Das Land muss nach bisherigen Plänen 42 Millionen Euro zuschießen, um mit dem Bundeszuschuss auf 160 Millionen Euro fürs eigene Konjunkturprogramm zu kommen. Wie das Geld aus Berlin auf die einzelnen Bundesländer endgültig verteilt wird, entscheidet sich am Montag. Das Paket soll Projekte finanzieren, um Aufträge an Firmen zu vergeben und damit Jobs während der Weltwirtschaftskrise zu retten. Was gefördert wird, ist laut Saar-Regierungssprecher Thomas Diehl noch unklar. SOL.DE hat Vorschläge:

Stadtautobahn: Die A 620 ist nicht mehr für den immensen Berufsverkehr ausgelegt. In Saarbrücken stauen sich die Autos. Ein Ausbau ist nötig.
Nordsaarlandstraße: Die Verbindung zwischen A 8 bei Merzig und A 1 bei Nonnweiler muss ausgebaut werden. Besonders der Abschnitt bei Nonnweiler-Kastel kurz vor der A 1 muss saniert und auf drei Spuren verbreitert werden.
Stadtmitte am Fluss: Das 350 Millionen Euro teure Großprojekt stockt. Die überschuldete Landeshauptstadt hat nicht genug Geld für das Projekt samt Tunnelbau für die Stadtautobahn.
Universität: Studenten brauchen ein Spitzen-Arbeitsumfeld. Neben Uni-Maut könnte das Konjunkturpaket helfen.
Kleinkindbetreuung: Hier hat sich das Land viel vorgenommen. Aber Deutschland insgesamt hinkt im internationalen Vergleich hinterher.
Saarbahn: Der Weiterbau stockt nicht nur wegen des Widerstands einiger Gegner. Auch die Finanzlage macht zu schaffen. Zuschüsse könnten helfen.
Schulen: Viele müssen saniert oder ausgebaut werden. Allerdings fehlt vielerorts das Geld.
A 8: Das Teilstück zwischen Merzig und Luxemburg ist noch nicht fertig.

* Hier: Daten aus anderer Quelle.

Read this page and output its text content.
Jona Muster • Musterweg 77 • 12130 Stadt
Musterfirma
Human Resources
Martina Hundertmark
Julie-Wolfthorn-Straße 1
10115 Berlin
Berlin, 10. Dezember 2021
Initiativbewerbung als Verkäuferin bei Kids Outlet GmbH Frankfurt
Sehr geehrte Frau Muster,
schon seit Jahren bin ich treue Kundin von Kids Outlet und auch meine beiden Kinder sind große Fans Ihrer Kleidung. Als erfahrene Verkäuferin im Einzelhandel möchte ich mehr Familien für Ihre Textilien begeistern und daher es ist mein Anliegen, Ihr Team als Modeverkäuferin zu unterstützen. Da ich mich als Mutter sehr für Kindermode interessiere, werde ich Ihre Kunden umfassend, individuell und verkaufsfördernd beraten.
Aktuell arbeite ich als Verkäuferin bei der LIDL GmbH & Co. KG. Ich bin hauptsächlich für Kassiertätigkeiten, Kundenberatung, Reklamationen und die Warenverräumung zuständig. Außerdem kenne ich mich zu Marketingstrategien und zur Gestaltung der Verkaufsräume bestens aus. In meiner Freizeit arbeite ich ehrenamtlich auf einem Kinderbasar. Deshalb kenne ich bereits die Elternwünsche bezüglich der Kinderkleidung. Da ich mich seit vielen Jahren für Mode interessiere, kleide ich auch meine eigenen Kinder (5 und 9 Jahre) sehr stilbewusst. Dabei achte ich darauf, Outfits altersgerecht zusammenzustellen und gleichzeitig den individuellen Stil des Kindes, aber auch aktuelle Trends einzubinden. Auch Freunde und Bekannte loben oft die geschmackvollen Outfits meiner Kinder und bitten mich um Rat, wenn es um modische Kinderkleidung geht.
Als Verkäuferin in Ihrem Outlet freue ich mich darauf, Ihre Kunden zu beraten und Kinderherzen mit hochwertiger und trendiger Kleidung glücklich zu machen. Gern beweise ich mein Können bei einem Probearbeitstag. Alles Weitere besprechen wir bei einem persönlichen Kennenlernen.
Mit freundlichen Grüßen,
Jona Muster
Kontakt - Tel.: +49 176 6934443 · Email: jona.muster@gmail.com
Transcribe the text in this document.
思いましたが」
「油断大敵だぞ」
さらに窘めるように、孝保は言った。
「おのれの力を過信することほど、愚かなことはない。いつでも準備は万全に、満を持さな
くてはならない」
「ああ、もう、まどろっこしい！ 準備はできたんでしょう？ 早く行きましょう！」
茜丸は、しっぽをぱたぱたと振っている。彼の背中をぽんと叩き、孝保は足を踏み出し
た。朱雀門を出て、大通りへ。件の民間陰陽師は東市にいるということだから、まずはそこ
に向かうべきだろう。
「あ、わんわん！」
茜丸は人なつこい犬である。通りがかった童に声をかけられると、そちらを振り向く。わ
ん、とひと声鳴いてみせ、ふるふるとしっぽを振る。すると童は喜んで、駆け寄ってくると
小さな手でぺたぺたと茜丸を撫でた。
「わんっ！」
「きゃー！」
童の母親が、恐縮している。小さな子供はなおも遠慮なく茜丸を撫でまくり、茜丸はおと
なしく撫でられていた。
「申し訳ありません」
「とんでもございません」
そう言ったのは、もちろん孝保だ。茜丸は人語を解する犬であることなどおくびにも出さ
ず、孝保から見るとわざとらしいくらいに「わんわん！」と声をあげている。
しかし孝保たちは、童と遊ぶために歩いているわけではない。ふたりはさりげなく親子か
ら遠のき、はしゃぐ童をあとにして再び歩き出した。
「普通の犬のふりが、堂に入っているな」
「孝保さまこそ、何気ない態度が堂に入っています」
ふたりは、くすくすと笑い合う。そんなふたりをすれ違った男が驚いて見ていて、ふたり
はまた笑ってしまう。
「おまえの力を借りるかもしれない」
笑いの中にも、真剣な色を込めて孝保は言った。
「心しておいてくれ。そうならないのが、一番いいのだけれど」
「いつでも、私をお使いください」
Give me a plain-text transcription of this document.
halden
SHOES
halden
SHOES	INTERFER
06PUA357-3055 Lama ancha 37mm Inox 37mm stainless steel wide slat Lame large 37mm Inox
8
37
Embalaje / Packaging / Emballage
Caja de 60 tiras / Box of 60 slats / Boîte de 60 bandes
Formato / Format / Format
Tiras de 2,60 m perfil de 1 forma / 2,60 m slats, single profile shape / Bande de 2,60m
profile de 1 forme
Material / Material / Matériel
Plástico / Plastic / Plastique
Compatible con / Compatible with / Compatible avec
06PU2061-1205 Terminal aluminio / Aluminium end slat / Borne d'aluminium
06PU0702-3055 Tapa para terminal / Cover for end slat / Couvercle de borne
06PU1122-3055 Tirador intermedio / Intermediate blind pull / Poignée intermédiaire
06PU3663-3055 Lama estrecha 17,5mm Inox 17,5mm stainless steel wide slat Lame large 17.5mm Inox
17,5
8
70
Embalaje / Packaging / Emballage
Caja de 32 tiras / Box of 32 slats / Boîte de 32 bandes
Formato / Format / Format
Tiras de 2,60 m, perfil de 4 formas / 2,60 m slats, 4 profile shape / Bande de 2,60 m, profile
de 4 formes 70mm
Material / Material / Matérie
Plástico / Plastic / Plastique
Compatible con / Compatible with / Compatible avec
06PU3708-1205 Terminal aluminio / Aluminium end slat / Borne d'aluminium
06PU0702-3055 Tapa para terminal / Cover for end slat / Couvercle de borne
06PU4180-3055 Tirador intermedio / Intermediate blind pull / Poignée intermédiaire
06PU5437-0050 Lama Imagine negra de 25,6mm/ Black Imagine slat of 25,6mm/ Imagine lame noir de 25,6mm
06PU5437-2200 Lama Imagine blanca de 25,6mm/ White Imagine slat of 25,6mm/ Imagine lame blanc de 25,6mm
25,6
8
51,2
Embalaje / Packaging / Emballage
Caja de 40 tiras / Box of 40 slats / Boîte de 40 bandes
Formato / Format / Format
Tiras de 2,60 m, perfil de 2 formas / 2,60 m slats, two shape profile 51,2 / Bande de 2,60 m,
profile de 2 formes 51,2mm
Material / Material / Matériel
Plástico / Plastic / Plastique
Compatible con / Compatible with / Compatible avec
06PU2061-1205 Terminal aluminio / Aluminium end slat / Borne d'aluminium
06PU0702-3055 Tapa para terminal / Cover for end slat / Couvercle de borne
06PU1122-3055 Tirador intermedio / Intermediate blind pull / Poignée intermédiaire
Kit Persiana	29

Der dichte Verkehr zwischen der Nordsee und der Region rollt aber durch den Engpass. Matthias Zimmermann


Noch mehr Geld:
Bis zu 40 Millionen Euro will Saar-Finanzminister Peter Jacoby (57, CDU) zusätzlich bereitstellen. Die Summe will er unter anderem aus ungenutzten Haushaltsresten zusammentragen. Damit’s mit Investitionen schneller vorangeht, prüfe die Regierung, wie Aufträge schneller an Firmen vergeben werden. 100.Projekte möchte Jacoby umsetzen. Unter anderem: neue Energiespar-Fenster und sparsame Heizungen in öffentlichen Gebäuden. hgn



Kommentar

Die Zeit drängt
von Matthias Zimmermann

Auf das millionenschwere Konjunkturpaket fürs Saarland können wir einfach nicht verzichten. Es ist ein außerordentlicher Beitrag, Jobs im Land zu retten, die ansonsten der weltweiten Wirtschaftskrise zum Opfer fallen würden. Wer hier auf staatlich gelenkte Wirtschaft schimpft, hat den Ernst der Lage nicht erkannt. Der Erhalt von Arbeitsplätzen hat absoluten Vorrang. Wichtig ist, die Aufträge auch zügig an Saar-Unternehmen zu vergeben. Langwierige Genehmigungsverfahren darf es nicht geben. Die Zeit drängt. Denn erste Firmen haben bereits mächtig zu kämpfen.